Mobley had been driving on Flippen Road when a 1999 Chevrolet Corvette pulled out from a private driveway in front of him. The collision that followed took the lives of the Corvette's driver and passenger. None of the evidence at the accident scene, including witness statements, suggested Mobley was speeding. Sergeant David Gagnon wanted to be sure, so without first obtaining a warrent, he told his officers to download data from the Charger's black box. The device suggested Mobley had been traveling 97 MPH.

This finding was used to charge Mobley with vehicular homicide, for which he was sentenced to seven years in prison. Mobley insisted the charge should be thrown out because the warrantless search of his property violated the Fourth Amendment. The high court justices agreed.
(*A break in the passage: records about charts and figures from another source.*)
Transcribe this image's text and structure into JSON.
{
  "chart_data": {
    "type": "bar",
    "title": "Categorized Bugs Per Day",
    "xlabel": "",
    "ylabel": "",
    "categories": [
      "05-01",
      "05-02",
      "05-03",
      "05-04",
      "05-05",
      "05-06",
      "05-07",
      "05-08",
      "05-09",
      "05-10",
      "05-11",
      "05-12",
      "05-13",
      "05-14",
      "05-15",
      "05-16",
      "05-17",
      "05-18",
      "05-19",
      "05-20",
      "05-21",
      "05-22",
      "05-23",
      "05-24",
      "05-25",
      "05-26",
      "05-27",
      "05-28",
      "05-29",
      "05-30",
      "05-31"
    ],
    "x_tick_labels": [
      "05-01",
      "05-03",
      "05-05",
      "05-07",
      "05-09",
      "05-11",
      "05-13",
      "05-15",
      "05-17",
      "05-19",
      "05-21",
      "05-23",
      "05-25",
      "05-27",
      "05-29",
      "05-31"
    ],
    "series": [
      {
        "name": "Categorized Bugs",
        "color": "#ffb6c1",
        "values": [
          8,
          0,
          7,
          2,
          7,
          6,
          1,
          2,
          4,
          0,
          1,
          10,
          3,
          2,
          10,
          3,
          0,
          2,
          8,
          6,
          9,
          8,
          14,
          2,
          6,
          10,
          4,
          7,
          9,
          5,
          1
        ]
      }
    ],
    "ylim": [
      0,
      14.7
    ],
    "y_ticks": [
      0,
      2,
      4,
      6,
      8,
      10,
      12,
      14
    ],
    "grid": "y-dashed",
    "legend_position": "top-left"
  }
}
"A personal motor vehicle is plainly among the 'effects' with which the Fourth Amendment -- as it historically was understood -- is concerned," Justice Keith R. Blackwell wrote for the court. "The retrieval of data without a warrant at the scene of the collision was a search and seizure that implicates the Fourth Amendment, regardless of any reasonable expectations of privacy."

The justices noted that there was no urgent need to download the data. The black box permanently stores speed data whenever the airbags deploy. The crumpled remains of the Charger were also not at risk of driving away. The court also rejected the lower court ruling's reasoning that it was "inevitable" that the black box data would have been recovered in the course of the investigation with a lawfully obtained search warrant, and that the early peek at the results did not affect the outcome of the situation.

"Absent proof that the officers were actively pursuing a warrant at that point in time, the mere fact that Investigator Thornton actually obtained a warrant on the following day is not enough to bring this case within the inevitable discovery exception," Justice Blackwell wrote. "Allowing law enforcement to use a warrant from after-the-fact to justify an earlier search would threaten to vitiate the warrant requirement."

It was standard practice in the county for officers to download such data without a warrant.